SpiderGen: Towards Procedure Generation For Carbon Life Cycle Assessments with Generative AI

TL;DR

SpiderGen tackles the automation of Life Cycle Assessment (LCA) procedure generation by generating Product Category Rule Process Flow Graphs (PCR PFGs) for product categories using zero-shot LLM reasoning, SBERT embeddings, and clustering to create a DAG of upstream, core, and downstream processes. It formalizes G_{pc} as a DAG constrained by lifecycle phases and employs a four-step pipeline to produce generalizable, phase-ordered process graphs. Evaluated against 65 ground-truth PCRs from EPD International, SpiderGen achieves an average F1-score of $65\%$, outperforming one-shot baselines, and demonstrates favorable cost and time benefits (sub-$1 per PFG in under 10 minutes vs >$25{,}000 and 21 person-days). The work further analyzes model choices, sample-product effects, and complexity-driven performance, highlighting significant practical potential for rapid, scalable, and transparent LCA support, while outlining open challenges in boundary definition and real-world deployment.

Abstract

Investigating the effects of climate change and global warming caused by GHG emissions have been a key concern worldwide. These emissions are largely contributed to by the production, use and disposal of consumer products. Thus, it is important to build tools to estimate the environmental impact of consumer goods, an essential part of which is conducting Life Cycle Assessments (LCAs). LCAs specify and account for the appropriate processes involved with the production, use, and disposal of the products. We present SpiderGen, an LLM-based workflow which integrates the taxonomy and methodology of traditional LCA with the reasoning capabilities and world knowledge of LLMs to generate graphical representations of the key procedural information used for LCA, known as Product Category Rules Process Flow Graphs (PCR PFGs). We additionally evaluate the output of SpiderGen by comparing it with 65 real-world LCA documents.
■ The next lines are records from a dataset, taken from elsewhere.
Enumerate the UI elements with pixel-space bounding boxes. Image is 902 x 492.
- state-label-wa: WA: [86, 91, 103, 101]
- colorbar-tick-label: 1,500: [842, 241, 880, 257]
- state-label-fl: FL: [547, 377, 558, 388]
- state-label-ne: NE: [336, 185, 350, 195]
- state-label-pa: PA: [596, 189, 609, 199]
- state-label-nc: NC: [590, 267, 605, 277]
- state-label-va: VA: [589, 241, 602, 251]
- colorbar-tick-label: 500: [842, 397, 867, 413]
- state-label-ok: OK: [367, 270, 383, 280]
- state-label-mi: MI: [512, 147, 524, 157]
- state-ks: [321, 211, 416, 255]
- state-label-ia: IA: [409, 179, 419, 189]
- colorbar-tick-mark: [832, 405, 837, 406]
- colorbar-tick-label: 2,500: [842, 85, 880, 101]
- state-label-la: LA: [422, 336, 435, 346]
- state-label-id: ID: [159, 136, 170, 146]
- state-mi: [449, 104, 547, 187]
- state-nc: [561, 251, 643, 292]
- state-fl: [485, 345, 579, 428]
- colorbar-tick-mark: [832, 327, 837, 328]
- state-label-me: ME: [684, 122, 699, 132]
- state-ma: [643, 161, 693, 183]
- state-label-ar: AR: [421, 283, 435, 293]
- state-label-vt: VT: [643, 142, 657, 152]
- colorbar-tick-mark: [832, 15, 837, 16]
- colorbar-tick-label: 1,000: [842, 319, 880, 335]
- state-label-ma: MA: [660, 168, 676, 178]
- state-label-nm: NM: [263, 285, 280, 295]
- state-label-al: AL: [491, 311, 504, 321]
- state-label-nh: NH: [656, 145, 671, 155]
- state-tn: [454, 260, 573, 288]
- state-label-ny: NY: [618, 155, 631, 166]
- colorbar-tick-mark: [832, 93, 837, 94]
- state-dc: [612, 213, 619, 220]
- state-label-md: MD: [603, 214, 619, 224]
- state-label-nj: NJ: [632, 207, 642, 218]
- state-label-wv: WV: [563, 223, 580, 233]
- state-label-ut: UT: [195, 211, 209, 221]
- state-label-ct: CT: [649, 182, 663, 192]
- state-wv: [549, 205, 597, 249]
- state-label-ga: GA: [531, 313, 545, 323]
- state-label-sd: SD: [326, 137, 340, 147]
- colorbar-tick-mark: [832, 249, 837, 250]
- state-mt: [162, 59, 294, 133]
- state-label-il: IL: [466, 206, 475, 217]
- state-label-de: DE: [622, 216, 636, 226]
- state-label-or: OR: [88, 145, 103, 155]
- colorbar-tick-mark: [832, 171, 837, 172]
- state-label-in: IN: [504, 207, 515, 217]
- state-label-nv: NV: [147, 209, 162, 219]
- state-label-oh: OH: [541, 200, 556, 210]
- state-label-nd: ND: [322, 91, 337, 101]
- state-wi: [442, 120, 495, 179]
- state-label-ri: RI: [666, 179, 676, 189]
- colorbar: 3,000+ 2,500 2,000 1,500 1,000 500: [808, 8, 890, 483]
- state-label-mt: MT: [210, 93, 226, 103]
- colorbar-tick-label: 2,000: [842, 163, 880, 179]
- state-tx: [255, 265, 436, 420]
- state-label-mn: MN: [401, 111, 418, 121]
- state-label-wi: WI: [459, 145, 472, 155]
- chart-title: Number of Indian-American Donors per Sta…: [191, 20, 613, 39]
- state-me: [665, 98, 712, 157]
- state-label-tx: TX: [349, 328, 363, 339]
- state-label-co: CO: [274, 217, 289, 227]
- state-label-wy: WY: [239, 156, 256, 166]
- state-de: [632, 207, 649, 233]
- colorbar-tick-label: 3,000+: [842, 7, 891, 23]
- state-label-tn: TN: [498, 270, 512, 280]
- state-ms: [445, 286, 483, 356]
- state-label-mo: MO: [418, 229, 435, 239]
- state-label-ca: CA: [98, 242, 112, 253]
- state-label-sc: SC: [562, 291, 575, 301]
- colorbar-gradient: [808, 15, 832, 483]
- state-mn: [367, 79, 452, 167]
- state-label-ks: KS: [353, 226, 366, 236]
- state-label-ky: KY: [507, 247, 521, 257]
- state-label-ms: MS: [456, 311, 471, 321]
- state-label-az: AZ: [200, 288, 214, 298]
We find that SpiderGen provides accurate LCA process information that is either fully correct or has minor errors, achieving an F1-Score of 65% across 10 sample data points, as compared to 53% using a one-shot prompting method. We observe that the remaining errors occur primarily due to differences in detail between LCA documents, as well as differences in the "scope" of which auxiliary processes must also be included. We also demonstrate that SpiderGen performs better than several baselines techniques, such as chain-of-thought prompting and one-shot prompting. Finally, we highlight SpiderGen's potential to reduce the human effort and costs for estimating carbon impact, as it is able to produce LCA process information for less than \$1 USD in under 10 minutes as compared to the status quo LCA, which can cost over \$25000 USD and take up to 21-person days.

Figures (9)

• Figure 1: A simplified example PFG for the product category "Wine" produced by SpiderGen.
• Figure 2: The SpiderGen workflow utilizes LLMs and sentence transformers to create Product Category Rule Process Flow Graphs (PCR PFGs). This workflow consists of (1) A product generation step, where sample products are sourced and (2) processes for those sample products are generated, (3) A coarse process generation step, where the sample product processes are coarsened to create generalized processes and (4) the generation of the process flow graph itself. The formation of these graphs can then be used for a variety of applications, such as generating carbon footprints and and conducting supply chain analysis.
• Figure 3: Comparing the normalized PMI values as different numbers of products in each category are generated in the first step of the SpiderGen workflow. We observe lower variability in PMI as the number increases.
• Figure 4: Comparing the Normalized PMI Scores for 65 products with varying complexity as denoted by the number of nodes in the ground truth $G_{pc}$ graphs. SpiderGen has higher normalized PMI for simpler product categories (e.g. "Dairy Products") and lower for more complicated ones (e.g. "Railways"). We also report the qualitative scores for 10 product categories (circled nodes) in Table \ref{['fig:ten_sample_table']}, and label some of the product categories in Table \ref{['fig:ten_sample_table']} in this figure.
• Figure 5: An example comparison of PFGs between (a) SpiderGen, and two baselines, (b) LLMDirect and (c) LLMExample for the product category "Asphalt Mixtures". We note that SpiderGen captures all downstream processes, and captures the majority of core processes, as compared to both LLMDirect and LLMExample, which fail to capture large portions of important processes, such as processing Asphalt additives, and maintaining asphalt.